Taalas Unveils AI Inference Platform 10x Faster Than Current State of the Art

Hacker News •
×

Taalas, a startup founded just 2.5 years ago, has unveiled its first product: a hard-wired Llama 3.1 8B inference platform achieving 17K tokens/sec per user. This performance is nearly 10X faster than the current state of the art, while costing 20X less to build and consuming 10X less power. The company's approach tackles the two major barriers to ubiquitous AI: high latency and astronomical cost.

Their Hardcore Models leverage total hardware specialization, merging storage and compute on a single chip at DRAM-level density, eliminating the costly memory-compute boundary that underpins modern inference hardware complexity. Taalas achieves this through radical simplification, avoiding exotic technologies like HBM, advanced packaging, and liquid cooling. Their first-generation silicon platform, HC1, delivers leadership performance on the Llama 3.1 8B model, though it uses a custom 3-bit base data type, introducing some quality trade-offs compared to GPU benchmarks.

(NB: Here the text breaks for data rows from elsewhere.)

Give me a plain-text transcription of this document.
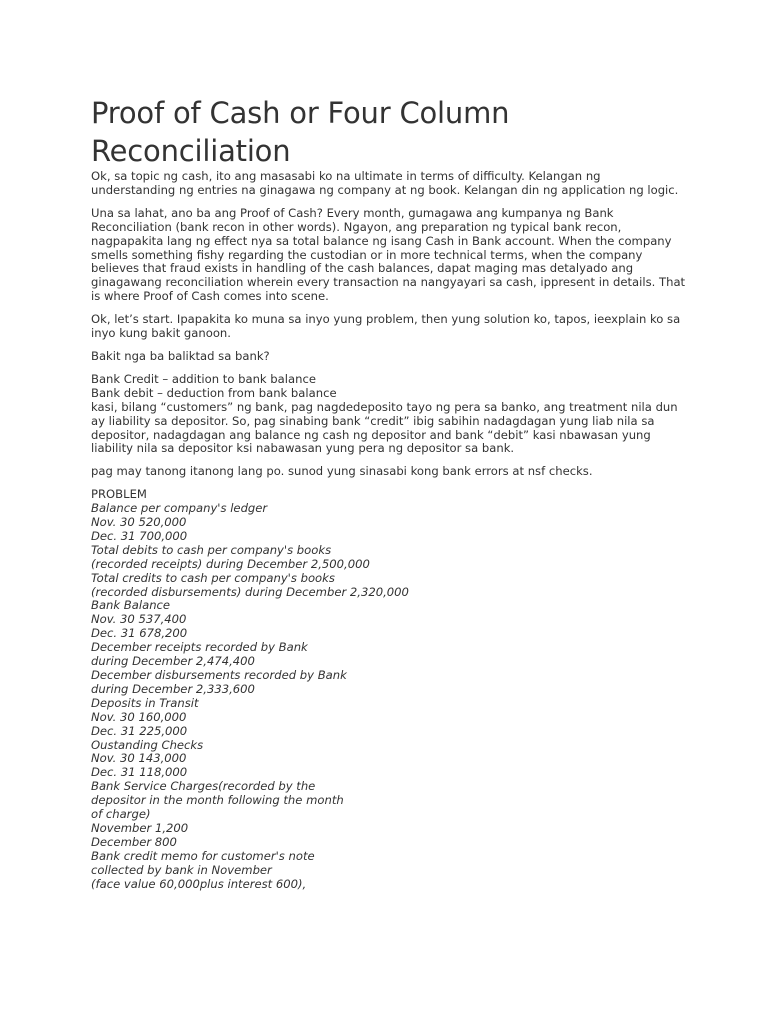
Proof of Cash or Four Column
Reconciliation

Ok, sa topic ng cash, ito ang masasabi ko na ultimate in terms of difficulty. Kelangan ng
understanding ng entries na ginagawa ng company at ng book. Kelangan din ng application ng logic.

Una sa lahat, ano ba ang Proof of Cash? Every month, gumagawa ang kumpanya ng Bank
Reconciliation (bank recon in other words). Ngayon, ang preparation ng typical bank recon,
nagpapakita lang ng effect nya sa total balance ng isang Cash in Bank account. When the company
smells something fishy regarding the custodian or in more technical terms, when the company
believes that fraud exists in handling of the cash balances, dapat maging mas detalyado ang
ginagawang reconciliation wherein every transaction na nangyayari sa cash, ippresent in details. That
is where Proof of Cash comes into scene.

Ok, let’s start. Ipapakita ko muna sa inyo yung problem, then yung solution ko, tapos, ieexplain ko sa
inyo kung bakit ganoon.

Bakit nga ba baliktad sa bank?

Bank Credit – addition to bank balance
Bank debit – deduction from bank balance
kasi, bilang “customers” ng bank, pag nagdedeposito tayo ng pera sa banko, ang treatment nila dun
ay liability sa depositor. So, pag sinabing bank “credit” ibig sabihin nadagdagan yung liab nila sa
depositor, nadagdagan ang balance ng cash ng depositor and bank “debit” kasi nbawasan yung
liability nila sa depositor ksi nabawasan yung pera ng depositor sa bank.

pag may tanong itanong lang po. sunod yung sinasabi kong bank errors at nsf checks.

PROBLEM
Balance per company's ledger
Nov. 30 520,000
Dec. 31 700,000
Total debits to cash per company's books
(recorded receipts) during December 2,500,000
Total credits to cash per company's books
(recorded disbursements) during December 2,320,000
Bank Balance
Nov. 30 537,400
Dec. 31 678,200
December receipts recorded by Bank
during December 2,474,400
December disbursements recorded by Bank
during December 2,333,600
Deposits in Transit
Nov. 30 160,000
Dec. 31 225,000
Oustanding Checks
Nov. 30 143,000
Dec. 31 118,000
Bank Service Charges(recorded by the
depositor in the month following the month
of charge)
November 1,200
December 800
Bank credit memo for customer's note
collected by bank in November
(face value 60,000plus interest 600),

Future models, like a mid-sized reasoning LLM in spring and a frontier LLM using next-gen HC2 silicon in winter, promise even greater efficiency. Taalas aims to make AI inference run at sub-millisecond speeds and near-zero cost, enabling applications previously impractical. The company, with 24 team members and $30M spent, emphasizes substance over spectacle, focusing on precision strikes against entrenched problems with disciplined execution.